There are the snow topped Alps in the background but for this morning they weren't as visible as earlier.  Novello village in the middle, Barolo village further right.

Stresa and panorama from the Botanical garden, half way on the funicular:

 

 

We had a bit bad luck with the weather; it was raining and cold in Italy, luckily for our day in Stresa the clouds were mostly behind the mountains to every direction.  In Piemonte it had been snowing the previous night and there was still some snow left -- meanwhile back at home in Finland they were enjoying the perfect sunshine and temperatures over +25C, with newspaper headlines "The weird world - heat in Finland, cold in Italy".  Our luck.

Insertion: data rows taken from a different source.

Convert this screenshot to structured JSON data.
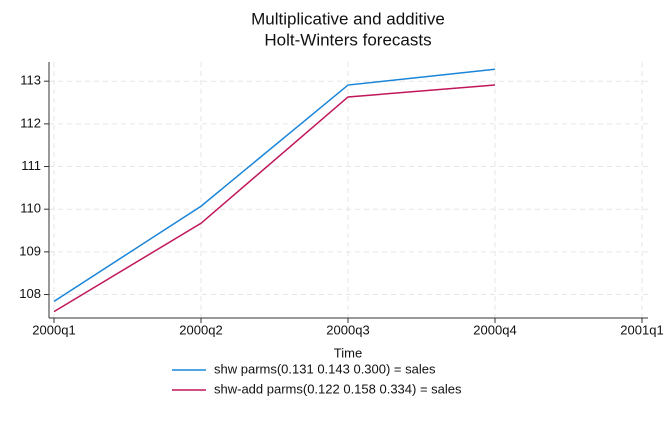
{
  "chart_data": {
    "type": "line",
    "title": [
      "Multiplicative and additive",
      "Holt-Winters forecasts"
    ],
    "x_label": "Time",
    "categories": [
      "2000q1",
      "2000q2",
      "2000q3",
      "2000q4",
      "2001q1"
    ],
    "series": [
      {
        "name": "shw parms(0.131 0.143 0.300) = sales",
        "color": "#1a85d8",
        "values": [
          107.84,
          110.07,
          112.91,
          113.28,
          null
        ]
      },
      {
        "name": "shw-add parms(0.122 0.158 0.334) = sales",
        "color": "#c0165a",
        "values": [
          107.6,
          109.67,
          112.63,
          112.91,
          null
        ]
      }
    ],
    "ylim": [
      107.45,
      113.45
    ],
    "yticks": [
      108,
      109,
      110,
      111,
      112,
      113
    ],
    "grid": true,
    "legend": "bottom"
  }
}
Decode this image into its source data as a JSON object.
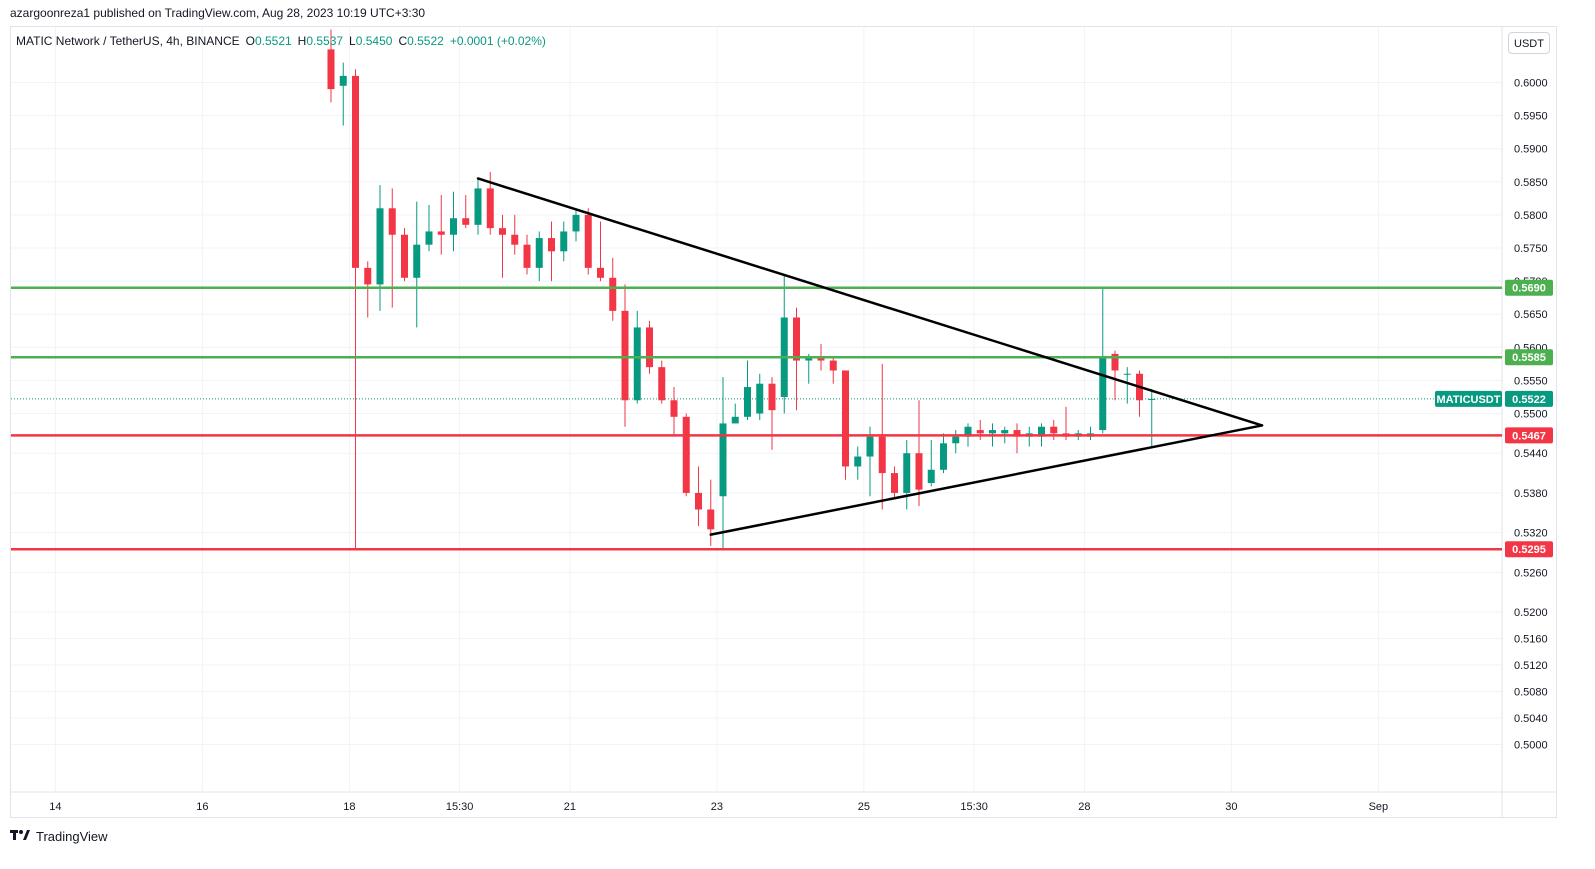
{
  "header": {
    "publisher": "azargoonreza1",
    "text": "azargoonreza1 published on TradingView.com, Aug 28, 2023 10:19 UTC+3:30"
  },
  "legend": {
    "symbol": "MATIC Network / TetherUS, 4h, BINANCE",
    "open_label": "O",
    "open": "0.5521",
    "high_label": "H",
    "high": "0.5537",
    "low_label": "L",
    "low": "0.5450",
    "close_label": "C",
    "close": "0.5522",
    "change": "+0.0001 (+0.02%)"
  },
  "currency_button": "USDT",
  "footer": {
    "brand": "TradingView",
    "logo_icon": "tradingview-logo-icon"
  },
  "colors": {
    "up": "#089981",
    "down": "#f23645",
    "green_level": "#4caf50",
    "red_level": "#f23645",
    "trend_line": "#000000",
    "grid": "#f0f3fa"
  },
  "chart_data": {
    "type": "candlestick",
    "title": "MATIC Network / TetherUS, 4h, BINANCE",
    "ylim": [
      0.4975,
      0.606
    ],
    "y_ticks": [
      0.6,
      0.595,
      0.59,
      0.585,
      0.58,
      0.575,
      0.57,
      0.565,
      0.56,
      0.555,
      0.55,
      0.544,
      0.538,
      0.532,
      0.526,
      0.52,
      0.516,
      0.512,
      0.508,
      0.504,
      0.5
    ],
    "y_tick_labels": [
      "0.6000",
      "0.5950",
      "0.5900",
      "0.5850",
      "0.5800",
      "0.5750",
      "0.5700",
      "0.5650",
      "0.5600",
      "0.5550",
      "0.5500",
      "0.5440",
      "0.5380",
      "0.5320",
      "0.5260",
      "0.5200",
      "0.5160",
      "0.5120",
      "0.5080",
      "0.5040",
      "0.5000"
    ],
    "x_ticks": [
      {
        "label": "14",
        "bar": -46.5
      },
      {
        "label": "16",
        "bar": -34.5
      },
      {
        "label": "18",
        "bar": -22.5
      },
      {
        "label": "15:30",
        "bar": -13.5
      },
      {
        "label": "21",
        "bar": -4.5
      },
      {
        "label": "23",
        "bar": 7.5
      },
      {
        "label": "25",
        "bar": 19.5
      },
      {
        "label": "15:30",
        "bar": 28.5
      },
      {
        "label": "28",
        "bar": 37.5
      },
      {
        "label": "30",
        "bar": 49.5
      },
      {
        "label": "Sep",
        "bar": 61.5
      }
    ],
    "candles": [
      {
        "bar": -24,
        "o": 0.605,
        "h": 0.608,
        "l": 0.597,
        "c": 0.599
      },
      {
        "bar": -23,
        "o": 0.5995,
        "h": 0.603,
        "l": 0.5935,
        "c": 0.601
      },
      {
        "bar": -22,
        "o": 0.601,
        "h": 0.602,
        "l": 0.5295,
        "c": 0.572
      },
      {
        "bar": -21,
        "o": 0.572,
        "h": 0.573,
        "l": 0.5645,
        "c": 0.5695
      },
      {
        "bar": -20,
        "o": 0.5695,
        "h": 0.5845,
        "l": 0.5655,
        "c": 0.581
      },
      {
        "bar": -19,
        "o": 0.581,
        "h": 0.584,
        "l": 0.566,
        "c": 0.577
      },
      {
        "bar": -18,
        "o": 0.577,
        "h": 0.578,
        "l": 0.57,
        "c": 0.5705
      },
      {
        "bar": -17,
        "o": 0.5705,
        "h": 0.582,
        "l": 0.563,
        "c": 0.5755
      },
      {
        "bar": -16,
        "o": 0.5755,
        "h": 0.5815,
        "l": 0.5745,
        "c": 0.5775
      },
      {
        "bar": -15,
        "o": 0.5775,
        "h": 0.583,
        "l": 0.574,
        "c": 0.577
      },
      {
        "bar": -14,
        "o": 0.577,
        "h": 0.5835,
        "l": 0.5745,
        "c": 0.5795
      },
      {
        "bar": -13,
        "o": 0.5795,
        "h": 0.583,
        "l": 0.578,
        "c": 0.5785
      },
      {
        "bar": -12,
        "o": 0.5785,
        "h": 0.5855,
        "l": 0.577,
        "c": 0.584
      },
      {
        "bar": -11,
        "o": 0.584,
        "h": 0.5865,
        "l": 0.577,
        "c": 0.578
      },
      {
        "bar": -10,
        "o": 0.578,
        "h": 0.58,
        "l": 0.5705,
        "c": 0.577
      },
      {
        "bar": -9,
        "o": 0.577,
        "h": 0.58,
        "l": 0.574,
        "c": 0.5755
      },
      {
        "bar": -8,
        "o": 0.5755,
        "h": 0.577,
        "l": 0.571,
        "c": 0.572
      },
      {
        "bar": -7,
        "o": 0.572,
        "h": 0.5775,
        "l": 0.57,
        "c": 0.5765
      },
      {
        "bar": -6,
        "o": 0.5765,
        "h": 0.579,
        "l": 0.57,
        "c": 0.5745
      },
      {
        "bar": -5,
        "o": 0.5745,
        "h": 0.579,
        "l": 0.573,
        "c": 0.5775
      },
      {
        "bar": -4,
        "o": 0.5775,
        "h": 0.581,
        "l": 0.576,
        "c": 0.58
      },
      {
        "bar": -3,
        "o": 0.58,
        "h": 0.581,
        "l": 0.571,
        "c": 0.572
      },
      {
        "bar": -2,
        "o": 0.572,
        "h": 0.579,
        "l": 0.57,
        "c": 0.5705
      },
      {
        "bar": -1,
        "o": 0.5705,
        "h": 0.5735,
        "l": 0.564,
        "c": 0.5655
      },
      {
        "bar": 0,
        "o": 0.5655,
        "h": 0.5695,
        "l": 0.548,
        "c": 0.552
      },
      {
        "bar": 1,
        "o": 0.552,
        "h": 0.5655,
        "l": 0.5515,
        "c": 0.563
      },
      {
        "bar": 2,
        "o": 0.563,
        "h": 0.564,
        "l": 0.556,
        "c": 0.557
      },
      {
        "bar": 3,
        "o": 0.557,
        "h": 0.558,
        "l": 0.5515,
        "c": 0.552
      },
      {
        "bar": 4,
        "o": 0.552,
        "h": 0.554,
        "l": 0.5465,
        "c": 0.5495
      },
      {
        "bar": 5,
        "o": 0.5495,
        "h": 0.55,
        "l": 0.5375,
        "c": 0.538
      },
      {
        "bar": 6,
        "o": 0.538,
        "h": 0.542,
        "l": 0.533,
        "c": 0.5355
      },
      {
        "bar": 7,
        "o": 0.5355,
        "h": 0.54,
        "l": 0.53,
        "c": 0.5325
      },
      {
        "bar": 8,
        "o": 0.5375,
        "h": 0.5555,
        "l": 0.5295,
        "c": 0.5485
      },
      {
        "bar": 9,
        "o": 0.5485,
        "h": 0.5515,
        "l": 0.5485,
        "c": 0.5495
      },
      {
        "bar": 10,
        "o": 0.5495,
        "h": 0.558,
        "l": 0.549,
        "c": 0.554
      },
      {
        "bar": 11,
        "o": 0.55,
        "h": 0.556,
        "l": 0.549,
        "c": 0.5545
      },
      {
        "bar": 12,
        "o": 0.5545,
        "h": 0.5555,
        "l": 0.5445,
        "c": 0.5505
      },
      {
        "bar": 13,
        "o": 0.5525,
        "h": 0.571,
        "l": 0.55,
        "c": 0.5645
      },
      {
        "bar": 14,
        "o": 0.5645,
        "h": 0.566,
        "l": 0.5505,
        "c": 0.558
      },
      {
        "bar": 15,
        "o": 0.558,
        "h": 0.559,
        "l": 0.5545,
        "c": 0.5585
      },
      {
        "bar": 16,
        "o": 0.5585,
        "h": 0.5605,
        "l": 0.5565,
        "c": 0.558
      },
      {
        "bar": 17,
        "o": 0.558,
        "h": 0.5585,
        "l": 0.5545,
        "c": 0.5565
      },
      {
        "bar": 18,
        "o": 0.5565,
        "h": 0.5565,
        "l": 0.54,
        "c": 0.542
      },
      {
        "bar": 19,
        "o": 0.542,
        "h": 0.545,
        "l": 0.54,
        "c": 0.5435
      },
      {
        "bar": 20,
        "o": 0.5435,
        "h": 0.548,
        "l": 0.5375,
        "c": 0.5465
      },
      {
        "bar": 21,
        "o": 0.5465,
        "h": 0.5575,
        "l": 0.5355,
        "c": 0.541
      },
      {
        "bar": 22,
        "o": 0.541,
        "h": 0.542,
        "l": 0.537,
        "c": 0.538
      },
      {
        "bar": 23,
        "o": 0.538,
        "h": 0.546,
        "l": 0.5355,
        "c": 0.544
      },
      {
        "bar": 24,
        "o": 0.544,
        "h": 0.552,
        "l": 0.536,
        "c": 0.5385
      },
      {
        "bar": 25,
        "o": 0.5395,
        "h": 0.546,
        "l": 0.539,
        "c": 0.5415
      },
      {
        "bar": 26,
        "o": 0.5415,
        "h": 0.547,
        "l": 0.541,
        "c": 0.5455
      },
      {
        "bar": 27,
        "o": 0.5455,
        "h": 0.5475,
        "l": 0.544,
        "c": 0.5465
      },
      {
        "bar": 28,
        "o": 0.5465,
        "h": 0.5485,
        "l": 0.545,
        "c": 0.548
      },
      {
        "bar": 29,
        "o": 0.5475,
        "h": 0.549,
        "l": 0.546,
        "c": 0.547
      },
      {
        "bar": 30,
        "o": 0.547,
        "h": 0.5485,
        "l": 0.545,
        "c": 0.5475
      },
      {
        "bar": 31,
        "o": 0.547,
        "h": 0.548,
        "l": 0.5455,
        "c": 0.5475
      },
      {
        "bar": 32,
        "o": 0.5475,
        "h": 0.5485,
        "l": 0.544,
        "c": 0.5465
      },
      {
        "bar": 33,
        "o": 0.5465,
        "h": 0.548,
        "l": 0.545,
        "c": 0.547
      },
      {
        "bar": 34,
        "o": 0.5465,
        "h": 0.5485,
        "l": 0.545,
        "c": 0.548
      },
      {
        "bar": 35,
        "o": 0.548,
        "h": 0.549,
        "l": 0.546,
        "c": 0.547
      },
      {
        "bar": 36,
        "o": 0.547,
        "h": 0.551,
        "l": 0.546,
        "c": 0.5465
      },
      {
        "bar": 37,
        "o": 0.5465,
        "h": 0.5475,
        "l": 0.546,
        "c": 0.547
      },
      {
        "bar": 38,
        "o": 0.5465,
        "h": 0.548,
        "l": 0.546,
        "c": 0.547
      },
      {
        "bar": 39,
        "o": 0.5475,
        "h": 0.569,
        "l": 0.547,
        "c": 0.5585
      },
      {
        "bar": 40,
        "o": 0.559,
        "h": 0.5595,
        "l": 0.552,
        "c": 0.5565
      },
      {
        "bar": 41,
        "o": 0.556,
        "h": 0.557,
        "l": 0.5515,
        "c": 0.556
      },
      {
        "bar": 42,
        "o": 0.556,
        "h": 0.5565,
        "l": 0.5495,
        "c": 0.552
      },
      {
        "bar": 43,
        "o": 0.5521,
        "h": 0.5537,
        "l": 0.545,
        "c": 0.5522
      }
    ],
    "levels": [
      {
        "name": "0.5690",
        "value": 0.569,
        "color": "#4caf50"
      },
      {
        "name": "0.5585",
        "value": 0.5585,
        "color": "#4caf50"
      },
      {
        "name": "0.5467",
        "value": 0.5467,
        "color": "#f23645"
      },
      {
        "name": "0.5295",
        "value": 0.5295,
        "color": "#f23645"
      }
    ],
    "current_price": {
      "symbol": "MATICUSDT",
      "value": 0.5522,
      "label": "0.5522"
    },
    "trendlines": [
      {
        "x1": -12,
        "y1": 0.5855,
        "x2": 52,
        "y2": 0.5482
      },
      {
        "x1": 7,
        "y1": 0.5317,
        "x2": 52,
        "y2": 0.5482
      }
    ]
  }
}
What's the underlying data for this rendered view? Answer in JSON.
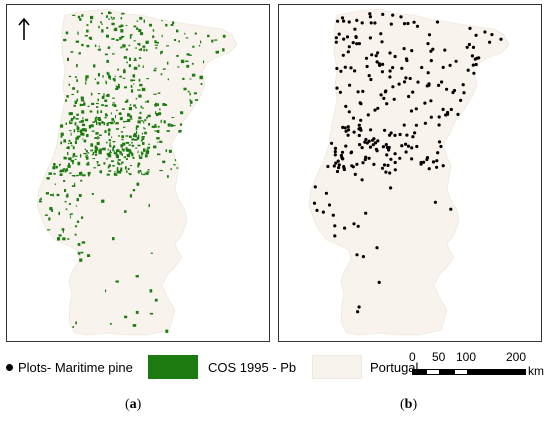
{
  "panels": [
    {
      "id": "a",
      "label_prefix": "(",
      "label_letter": "a",
      "label_suffix": ")"
    },
    {
      "id": "b",
      "label_prefix": "(",
      "label_letter": "b",
      "label_suffix": ")"
    }
  ],
  "legend": {
    "plots_label": "Plots- Maritime pine",
    "cos_label": "COS 1995  - Pb",
    "portugal_label": "Portugal"
  },
  "scalebar": {
    "ticks": [
      "0",
      "50",
      "100",
      "200"
    ],
    "unit": "km"
  },
  "colors": {
    "land": "#f8f3ec",
    "pine": "#1b7a10",
    "plot": "#000000",
    "border": "#333333"
  },
  "icons": [
    "north-arrow-icon"
  ]
}
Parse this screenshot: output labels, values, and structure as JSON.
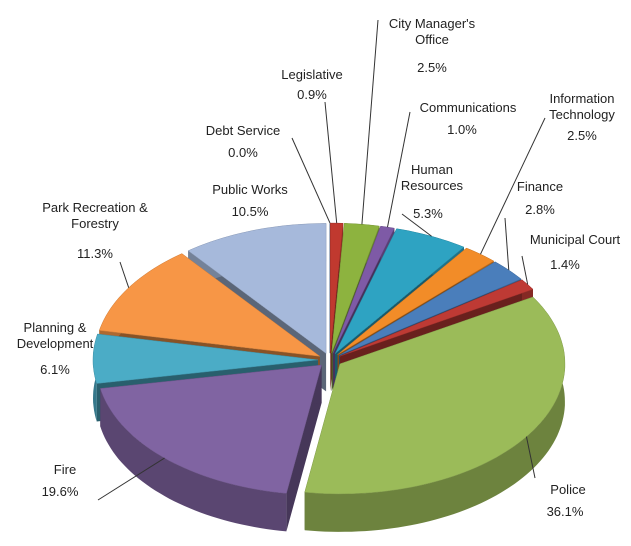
{
  "chart_data": {
    "type": "pie3d",
    "categories": [
      "Legislative",
      "City Manager's Office",
      "Communications",
      "Human Resources",
      "Information Technology",
      "Finance",
      "Municipal Court",
      "Police",
      "Fire",
      "Planning & Development",
      "Park Recreation & Forestry",
      "Public Works",
      "Debt Service"
    ],
    "values": [
      0.9,
      2.5,
      1.0,
      5.3,
      2.5,
      2.8,
      1.4,
      36.1,
      19.6,
      6.1,
      11.3,
      10.5,
      0.0
    ],
    "value_labels": [
      "0.9%",
      "2.5%",
      "1.0%",
      "5.3%",
      "2.5%",
      "2.8%",
      "1.4%",
      "36.1%",
      "19.6%",
      "6.1%",
      "11.3%",
      "10.5%",
      "0.0%"
    ],
    "colors": [
      "#c0392f",
      "#8db33f",
      "#7e5aa6",
      "#2ea3c2",
      "#f28c28",
      "#4a7ebb",
      "#be3a34",
      "#9bbb59",
      "#8064a2",
      "#4bacc6",
      "#f79646",
      "#a6b9db",
      "#1f497d"
    ]
  }
}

Shopping; Vicoloungo outlet was pretty basic, Serravalle outlet was pretty big and had some high-end brands as well.  Both had mostly -10..-20% off the list, some good finds.  The Place was more of a real outlet, small, built like a real stores, owned by Ermenegildo Zegna and as Zegna makes products for Gucci as well, Gucci was there too.  Up to 80% discounts on some items, including a pair of Gucci shoes I had to buy..  If one fits in the italian sizes and needs a suit, a must.

----------


## lmj

Thanks so much for the report, Petri!  As you know, by coincidence we'll be staying in the exact same hotels when we're in that area in a few weeks, looking forward to those beautiful views!

----------


## bto

and I'll be anticipating your reports and PICS, Lynn!!  This is a trip we want to make one day.

----------